Flux Observations of Carbon from Airborne Laboratory (FOCAL) 

Multi-Regional Scale Aircraft Observations of Methane and Carbon Dioxide Isotopic Fluxes in the Arctic

In recent decades, warming in the Arctic region has been much faster than the rest of the globe. Northern latitudes are warming at twice the global mean, making carbon stored in permafrost increasingly vulnerable to thaw and decomposition by microbes, potentially leading to large increases in methane (CH4) and carbon dioxide (CO2) emissions, both important greenhouse gases. Known as arctic amplification, this phenomenon has been observed by instruments, climate models and in paleoclimate records.

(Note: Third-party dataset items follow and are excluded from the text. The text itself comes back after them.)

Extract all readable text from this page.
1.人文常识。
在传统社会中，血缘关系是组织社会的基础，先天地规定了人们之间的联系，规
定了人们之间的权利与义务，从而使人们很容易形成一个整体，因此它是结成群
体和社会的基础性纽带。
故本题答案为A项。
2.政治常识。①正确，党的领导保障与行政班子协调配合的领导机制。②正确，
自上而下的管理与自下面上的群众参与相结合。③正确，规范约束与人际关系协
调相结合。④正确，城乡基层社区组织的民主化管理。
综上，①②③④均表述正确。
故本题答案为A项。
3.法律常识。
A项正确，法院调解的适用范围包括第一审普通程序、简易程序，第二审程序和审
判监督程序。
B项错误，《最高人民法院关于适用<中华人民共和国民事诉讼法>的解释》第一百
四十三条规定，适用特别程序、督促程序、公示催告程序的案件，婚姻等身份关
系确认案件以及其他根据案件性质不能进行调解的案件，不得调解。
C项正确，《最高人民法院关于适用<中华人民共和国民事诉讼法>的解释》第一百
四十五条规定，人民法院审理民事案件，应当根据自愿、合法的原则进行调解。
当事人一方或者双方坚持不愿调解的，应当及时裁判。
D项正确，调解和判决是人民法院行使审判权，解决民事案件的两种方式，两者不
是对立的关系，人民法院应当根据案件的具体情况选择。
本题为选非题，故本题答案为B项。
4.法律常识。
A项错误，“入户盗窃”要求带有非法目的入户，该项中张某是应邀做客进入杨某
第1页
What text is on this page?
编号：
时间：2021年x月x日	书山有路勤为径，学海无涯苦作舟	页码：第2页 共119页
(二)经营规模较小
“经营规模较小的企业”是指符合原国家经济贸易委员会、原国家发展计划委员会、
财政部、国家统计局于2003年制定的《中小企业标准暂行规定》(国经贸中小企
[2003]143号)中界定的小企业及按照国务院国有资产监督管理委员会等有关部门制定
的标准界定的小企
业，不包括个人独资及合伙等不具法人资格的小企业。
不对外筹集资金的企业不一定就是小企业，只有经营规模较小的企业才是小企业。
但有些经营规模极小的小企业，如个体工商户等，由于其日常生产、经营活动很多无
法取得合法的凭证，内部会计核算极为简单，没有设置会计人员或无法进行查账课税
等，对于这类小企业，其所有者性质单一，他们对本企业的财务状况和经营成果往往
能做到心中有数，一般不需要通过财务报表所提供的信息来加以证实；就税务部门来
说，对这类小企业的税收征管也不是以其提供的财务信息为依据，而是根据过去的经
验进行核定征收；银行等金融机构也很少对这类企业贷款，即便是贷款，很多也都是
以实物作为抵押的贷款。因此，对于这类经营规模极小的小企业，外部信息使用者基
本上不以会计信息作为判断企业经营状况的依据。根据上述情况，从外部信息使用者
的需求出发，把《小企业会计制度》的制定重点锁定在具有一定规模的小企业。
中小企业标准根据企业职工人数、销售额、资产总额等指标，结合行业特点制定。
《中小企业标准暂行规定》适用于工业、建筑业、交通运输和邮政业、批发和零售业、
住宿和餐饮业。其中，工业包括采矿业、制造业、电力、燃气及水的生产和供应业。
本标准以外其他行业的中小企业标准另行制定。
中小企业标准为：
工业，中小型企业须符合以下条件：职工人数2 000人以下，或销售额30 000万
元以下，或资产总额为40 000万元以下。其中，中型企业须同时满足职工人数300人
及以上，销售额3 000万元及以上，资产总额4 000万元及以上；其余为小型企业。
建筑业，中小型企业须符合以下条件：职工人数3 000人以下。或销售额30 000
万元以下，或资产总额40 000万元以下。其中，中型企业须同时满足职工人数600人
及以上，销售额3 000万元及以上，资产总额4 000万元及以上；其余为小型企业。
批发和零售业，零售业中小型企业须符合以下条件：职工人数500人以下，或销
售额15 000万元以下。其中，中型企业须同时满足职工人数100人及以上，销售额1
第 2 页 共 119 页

Accurate forecasts of greenhouse gas emissions are critical inputs to global models that predict changes to temperature and to sea level. Our regional and global scale climate models require a better understanding of methane and carbon dioxide sources to gain insight into how the change will vary in a warming Arctic.

The ATDD team, left to right: Tom Wood, Praveena Krishnan, Dominick Christensen, and Mark Heuer after the successful installation of the FOCAL site 2. Inset shows locations of the sites.

On a local level, FOCAL data and modeling products can be used to better inform local populations as their environment changes as well as help predict likely changes in the future. Improvements to regional and global scale models require advancement in the current knowledge of methane and carbon dioxide flux sources to gain insight into how the net flux is expected to respond to a warming Arctic.

The complex terrain of the North Slope offers a wide range of Greenhouse Gas emission sources, such as wetlands or thawing permafrost. But scientists have a knowledge gap between ground based studies and large-scale regional estimates from remote sensing data or inversion-model results. FOCAL will fill in missing data on the sources of emissions by providing more insight into ground based measurements and their scalability over the ecosystem. Observations of various molecules reveal clues about the greenhouse source processes at local, landscape, and regional scale, a feature unique to this project.

Limited infrastructure for ground-based equipment means that a small aircraft is the best option for large scale measurements. Airborne measurements, especially from low-flying aircraft, can correlate the emissions with the larger landscape. For FOCAL, flux measurements from low-flying aircraft are coordinated with surface measurements, enabling detailed tower surface-flux measurements to be used over a larger regional scale by mapping the correspondence to the flux in larger areas. Comparing aircraft derived fluxes to local tower measurements and land classification maps allows for the determination of which landforms or mechanisms contribute to the variations in emissions. Data, models, and analysis directly measuring the fluxes over regional scales close to the surface and measuring fluxes using inverse modeling helps to better understand the differences.

FOCAL data will also help to evaluate which areas and conditions are best suited for predicting methane and carbon dioxide emissions in order to produce accurate estimates from remotely sensed variables. The ability to define the current late summer and autumn net flux of methane and carbon dioxide from the North Slope and adjoining Arctic waters is required to establish a benchmark for quantitatively tracking the annual time series of net carbon flux from the Arctic.

Components and instruments on the FOCAL tower.

The Diamond DA-42 aircraft with the FOCAL system flying past an instrumented tower to obtain enhanced measurements around the landscape surrounding the tower in August 2013.